We had a video transcoding pipeline that ran for up to four hours, glued together by a Lambda that polled a queue, which triggered another Lambda, which wrote status to DynamoDB. When a step failed at hour three, nobody could tell where it died or how to resume it. Rewriting it as a Step Functions state machine turned an opaque chain into a thing I could actually watch and retry.
Long-running orchestration is where Step Functions earns its keep. The challenge is that Lambda caps at 15 minutes, so the orchestration itself has to outlive its workers. Here's how the pieces fit.

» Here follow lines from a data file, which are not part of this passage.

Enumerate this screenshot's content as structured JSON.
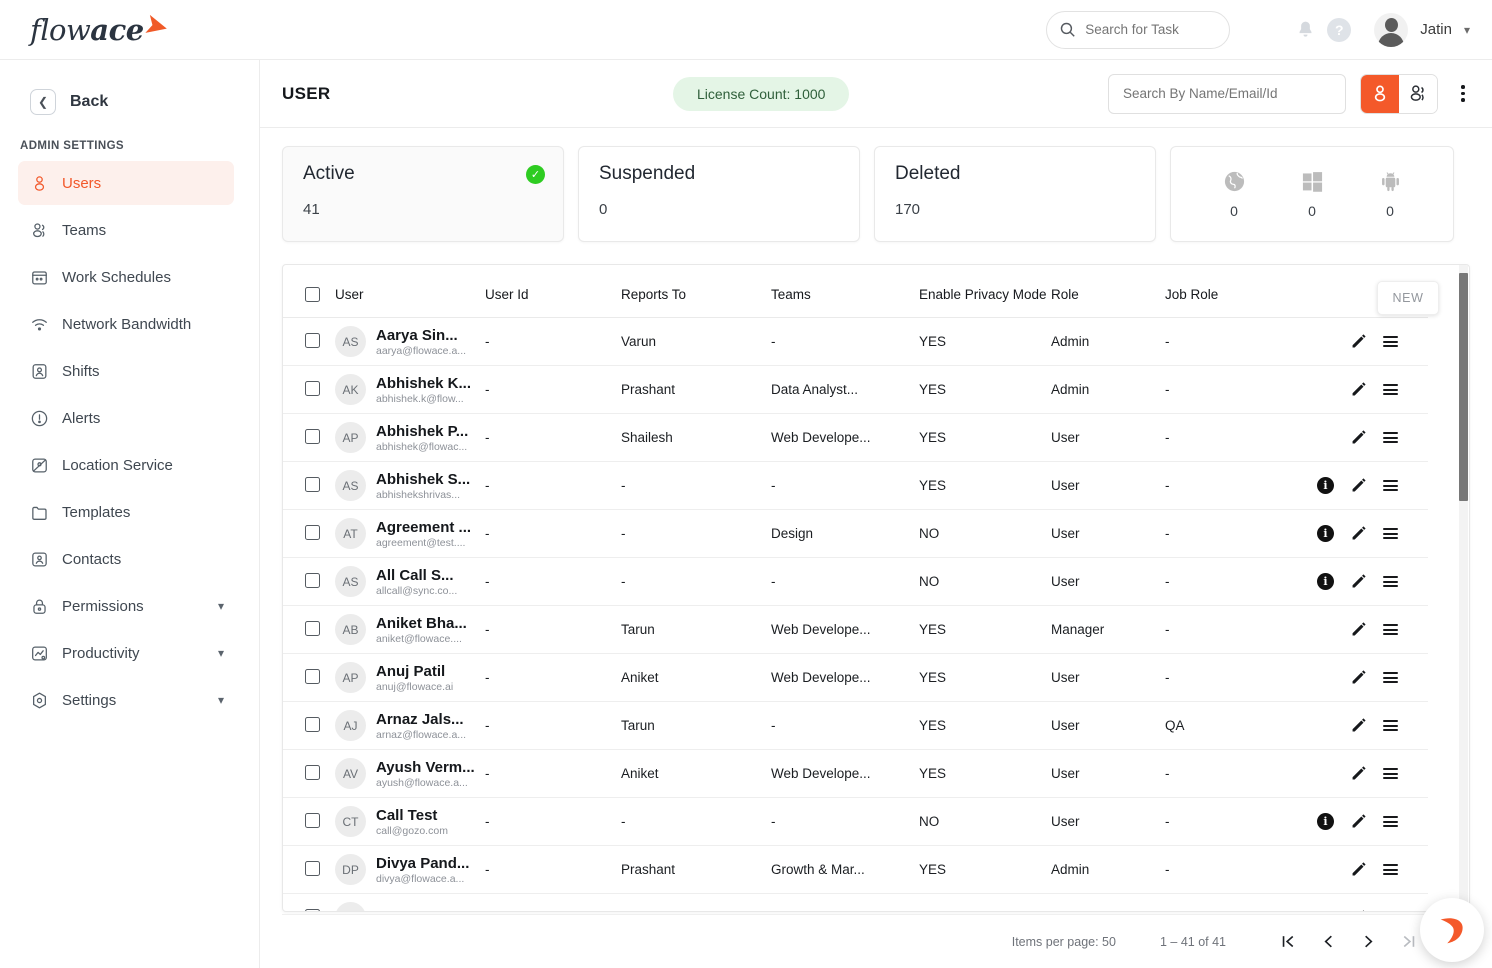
{
  "brand": {
    "logo_light": "flow",
    "logo_bold": "ace"
  },
  "topbar": {
    "task_search_placeholder": "Search for Task",
    "user_name": "Jatin",
    "help_label": "?"
  },
  "sidebar": {
    "back_label": "Back",
    "section_title": "ADMIN SETTINGS",
    "items": [
      {
        "label": "Users",
        "icon": "user-icon",
        "active": true,
        "expandable": false
      },
      {
        "label": "Teams",
        "icon": "users-icon",
        "active": false,
        "expandable": false
      },
      {
        "label": "Work Schedules",
        "icon": "calendar-icon",
        "active": false,
        "expandable": false
      },
      {
        "label": "Network Bandwidth",
        "icon": "wifi-icon",
        "active": false,
        "expandable": false
      },
      {
        "label": "Shifts",
        "icon": "badge-icon",
        "active": false,
        "expandable": false
      },
      {
        "label": "Alerts",
        "icon": "alert-icon",
        "active": false,
        "expandable": false
      },
      {
        "label": "Location Service",
        "icon": "location-icon",
        "active": false,
        "expandable": false
      },
      {
        "label": "Templates",
        "icon": "folder-icon",
        "active": false,
        "expandable": false
      },
      {
        "label": "Contacts",
        "icon": "contact-icon",
        "active": false,
        "expandable": false
      },
      {
        "label": "Permissions",
        "icon": "lock-icon",
        "active": false,
        "expandable": true
      },
      {
        "label": "Productivity",
        "icon": "productivity-icon",
        "active": false,
        "expandable": true
      },
      {
        "label": "Settings",
        "icon": "settings-icon",
        "active": false,
        "expandable": true
      }
    ]
  },
  "page": {
    "title": "USER",
    "license_pill": "License Count: 1000",
    "search_placeholder": "Search By Name/Email/Id",
    "new_button": "NEW"
  },
  "cards": {
    "active": {
      "title": "Active",
      "value": "41",
      "badge": "check-icon"
    },
    "suspended": {
      "title": "Suspended",
      "value": "0"
    },
    "deleted": {
      "title": "Deleted",
      "value": "170"
    },
    "platforms": [
      {
        "icon": "globe-icon",
        "value": "0"
      },
      {
        "icon": "windows-icon",
        "value": "0"
      },
      {
        "icon": "android-icon",
        "value": "0"
      }
    ]
  },
  "table": {
    "columns": [
      "User",
      "User Id",
      "Reports To",
      "Teams",
      "Enable Privacy Mode",
      "Role",
      "Job Role"
    ],
    "rows": [
      {
        "initials": "AS",
        "name": "Aarya Sin...",
        "email": "aarya@flowace.a...",
        "user_id": "-",
        "reports_to": "Varun",
        "teams": "-",
        "privacy": "YES",
        "role": "Admin",
        "job_role": "-",
        "info": false
      },
      {
        "initials": "AK",
        "name": "Abhishek K...",
        "email": "abhishek.k@flow...",
        "user_id": "-",
        "reports_to": "Prashant",
        "teams": "Data Analyst...",
        "privacy": "YES",
        "role": "Admin",
        "job_role": "-",
        "info": false
      },
      {
        "initials": "AP",
        "name": "Abhishek P...",
        "email": "abhishek@flowac...",
        "user_id": "-",
        "reports_to": "Shailesh",
        "teams": "Web Develope...",
        "privacy": "YES",
        "role": "User",
        "job_role": "-",
        "info": false
      },
      {
        "initials": "AS",
        "name": "Abhishek S...",
        "email": "abhishekshrivas...",
        "user_id": "-",
        "reports_to": "-",
        "teams": "-",
        "privacy": "YES",
        "role": "User",
        "job_role": "-",
        "info": true
      },
      {
        "initials": "AT",
        "name": "Agreement ...",
        "email": "agreement@test....",
        "user_id": "-",
        "reports_to": "-",
        "teams": "Design",
        "privacy": "NO",
        "role": "User",
        "job_role": "-",
        "info": true
      },
      {
        "initials": "AS",
        "name": "All Call S...",
        "email": "allcall@sync.co...",
        "user_id": "-",
        "reports_to": "-",
        "teams": "-",
        "privacy": "NO",
        "role": "User",
        "job_role": "-",
        "info": true
      },
      {
        "initials": "AB",
        "name": "Aniket Bha...",
        "email": "aniket@flowace....",
        "user_id": "-",
        "reports_to": "Tarun",
        "teams": "Web Develope...",
        "privacy": "YES",
        "role": "Manager",
        "job_role": "-",
        "info": false
      },
      {
        "initials": "AP",
        "name": "Anuj Patil",
        "email": "anuj@flowace.ai",
        "user_id": "-",
        "reports_to": "Aniket",
        "teams": "Web Develope...",
        "privacy": "YES",
        "role": "User",
        "job_role": "-",
        "info": false
      },
      {
        "initials": "AJ",
        "name": "Arnaz Jals...",
        "email": "arnaz@flowace.a...",
        "user_id": "-",
        "reports_to": "Tarun",
        "teams": "-",
        "privacy": "YES",
        "role": "User",
        "job_role": "QA",
        "info": false
      },
      {
        "initials": "AV",
        "name": "Ayush Verm...",
        "email": "ayush@flowace.a...",
        "user_id": "-",
        "reports_to": "Aniket",
        "teams": "Web Develope...",
        "privacy": "YES",
        "role": "User",
        "job_role": "-",
        "info": false
      },
      {
        "initials": "CT",
        "name": "Call Test",
        "email": "call@gozo.com",
        "user_id": "-",
        "reports_to": "-",
        "teams": "-",
        "privacy": "NO",
        "role": "User",
        "job_role": "-",
        "info": true
      },
      {
        "initials": "DP",
        "name": "Divya Pand...",
        "email": "divya@flowace.a...",
        "user_id": "-",
        "reports_to": "Prashant",
        "teams": "Growth & Mar...",
        "privacy": "YES",
        "role": "Admin",
        "job_role": "-",
        "info": false
      },
      {
        "initials": "GD",
        "name": "Gale Dsyly",
        "email": "",
        "user_id": "",
        "reports_to": "",
        "teams": "",
        "privacy": "",
        "role": "",
        "job_role": "",
        "info": false
      }
    ]
  },
  "paginator": {
    "items_per_page_label": "Items per page: 50",
    "range_label": "1 – 41 of 41"
  },
  "colors": {
    "accent": "#f4592a",
    "pill_bg": "#e4f5e6",
    "active_nav_bg": "#fdf0ec",
    "success": "#2ecc21"
  }
}
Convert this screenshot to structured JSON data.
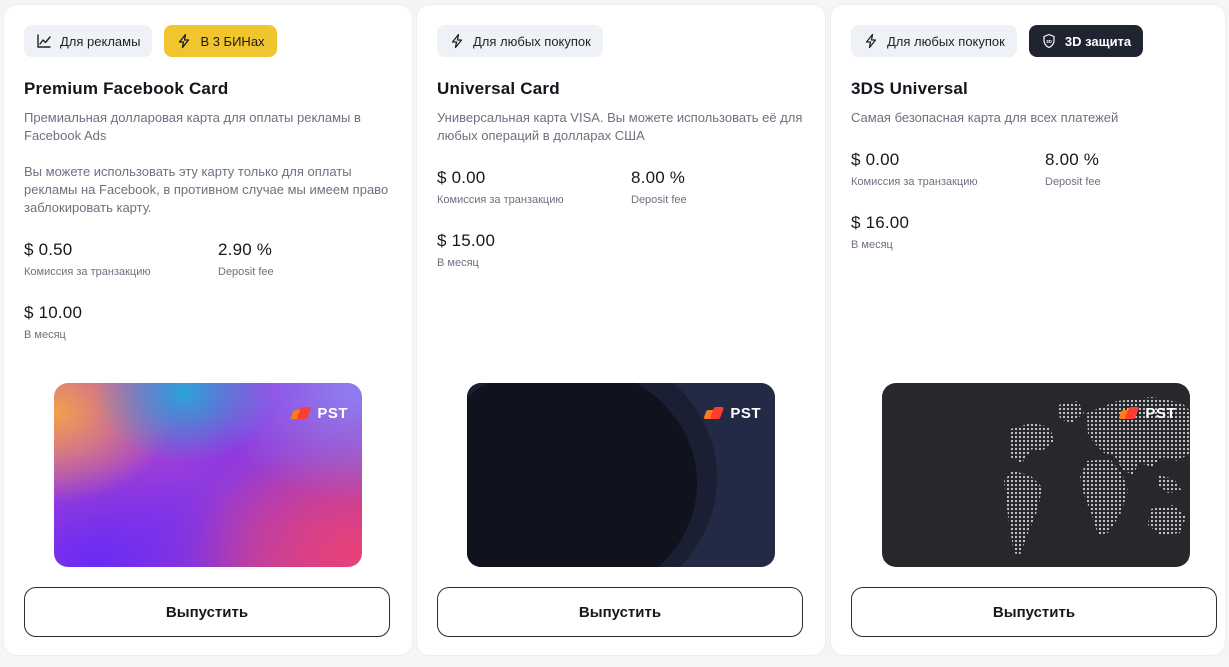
{
  "cards": [
    {
      "tags": [
        {
          "label": "Для рекламы",
          "icon": "trending-up-icon"
        },
        {
          "label": "В 3 БИНах",
          "icon": "lightning-icon"
        }
      ],
      "title": "Premium Facebook Card",
      "description": "Премиальная долларовая карта для оплаты рекламы в Facebook Ads",
      "description2": "Вы можете использовать эту карту только для оплаты рекламы на Facebook, в противном случае мы имеем право заблокировать карту.",
      "fee_value": "$ 0.50",
      "fee_label": "Комиссия за транзакцию",
      "deposit_value": "2.90 %",
      "deposit_label": "Deposit fee",
      "monthly_value": "$ 10.00",
      "monthly_label": "В месяц",
      "logo": "PST",
      "button": "Выпустить"
    },
    {
      "tags": [
        {
          "label": "Для любых покупок",
          "icon": "lightning-icon"
        }
      ],
      "title": "Universal Card",
      "description": "Универсальная карта VISA. Вы можете использовать её для любых операций в долларах США",
      "fee_value": "$ 0.00",
      "fee_label": "Комиссия за транзакцию",
      "deposit_value": "8.00 %",
      "deposit_label": "Deposit fee",
      "monthly_value": "$ 15.00",
      "monthly_label": "В месяц",
      "logo": "PST",
      "button": "Выпустить"
    },
    {
      "tags": [
        {
          "label": "Для любых покупок",
          "icon": "lightning-icon"
        },
        {
          "label": "3D защита",
          "icon": "shield-3d-icon"
        }
      ],
      "title": "3DS Universal",
      "description": "Самая безопасная карта для всех платежей",
      "fee_value": "$ 0.00",
      "fee_label": "Комиссия за транзакцию",
      "deposit_value": "8.00 %",
      "deposit_label": "Deposit fee",
      "monthly_value": "$ 16.00",
      "monthly_label": "В месяц",
      "logo": "PST",
      "button": "Выпустить"
    }
  ],
  "colors": {
    "accent_yellow": "#f0c52e",
    "dark_badge": "#1f2430",
    "tag_bg": "#eef1f5",
    "muted_text": "#6b7280"
  }
}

Standard vs Express: pick by duration
The first decision is the workflow type, and it's irreversible per state machine:
| Dimension | Standard | Express |
|---|---|---|
| Max duration | 1 year | 5 minutes |
| Pricing | Per state transition | Per request + duration |
| Execution semantics | Exactly-once | At-least-once |
| History | Full, 90 days | CloudWatch Logs only |
For long jobs you want Standard, the 1-year ceiling and the visual execution history are exactly what you're paying for. Express is for high-volume short bursts like stream processing.
Don't block, use the callback pattern
The key trick for work that exceeds Lambda's 15-minute limit is the .waitForTaskToken integration. Step Functions hands a task token to your worker (a Batch job, an ECS task, anything), then pauses, paying nothing and holding no compute, until that worker calls back with SendTaskSuccess. The job can run for hours; the state machine just waits.
{
"Transcode": {
"Type": "Task",
"Resource": "arn:aws:states:::aws-sdk:batch:submitJob.waitForTaskToken",
"Parameters": {
"JobName": "transcode-4k",
"JobQueue": "render-queue",
"JobDefinition": "transcoder:7",
"Parameters": { "taskToken.$": "$$.Task.Token" }
},
"TimeoutSeconds": 21600,
"Retry": [{
"ErrorEquals": ["States.Timeout"],
"MaxAttempts": 2,
"BackoffRate": 2.0
}],
"Next": "Publish"
}
}
Your AWS Batch container does the heavy lifting and, on completion, calls back:
import boto3
sfn = boto3.client("stepfunctions")
sfn.send_task_success(
taskToken=task_token,
output='{"status": "transcoded", "key": "out/video.mp4"}'
)
Polling a queue from Lambda costs you compute every second you wait. The callback pattern costs nothing while idle, that difference is enormous for jobs measured in hours.
Build retries and catches into the graph
The thing I'd hand-rolled badly was failure handling. In Step Functions it's declarative. Each task gets a Retry block with exponential backoff and a Catch that routes failures to a cleanup or notification state. A transient throttle retries automatically; a genuine failure lands in a dead-letter state where I can inspect the exact input that broke it.
Mind the limits that bite long jobs
- Payload size: state input/output is capped at 256 KB. For large data, pass an S3 pointer between states, not the data itself.
- History size: Standard executions cap at 25,000 events. A long loop can blow this, use a distributed map or child executions for fan-out.
- Idempotency: design callbacks to tolerate replays, since a failed network call could resend a success.
Operability is the real win
Beyond the mechanics, the payoff is that every execution is a visible graph in the console. When a job fails at hour three, I open the execution, see the red state, read its exact input and the error, and either redrive it or fix the input. With redriveExecution I can resume a failed Standard execution from the failed state rather than rerunning three hours of successful work.
Takeaways
- Choose Standard workflows for long jobs, the 1-year limit and full execution history are the point.
- Use
.waitForTaskTokenso the orchestrator pays nothing while a multi-hour worker runs. - Pass S3 pointers between states to stay under the 256 KB payload limit.
- Lean on declarative
Retry/CatchandredriveExecutioninstead of hand-rolled failure handling.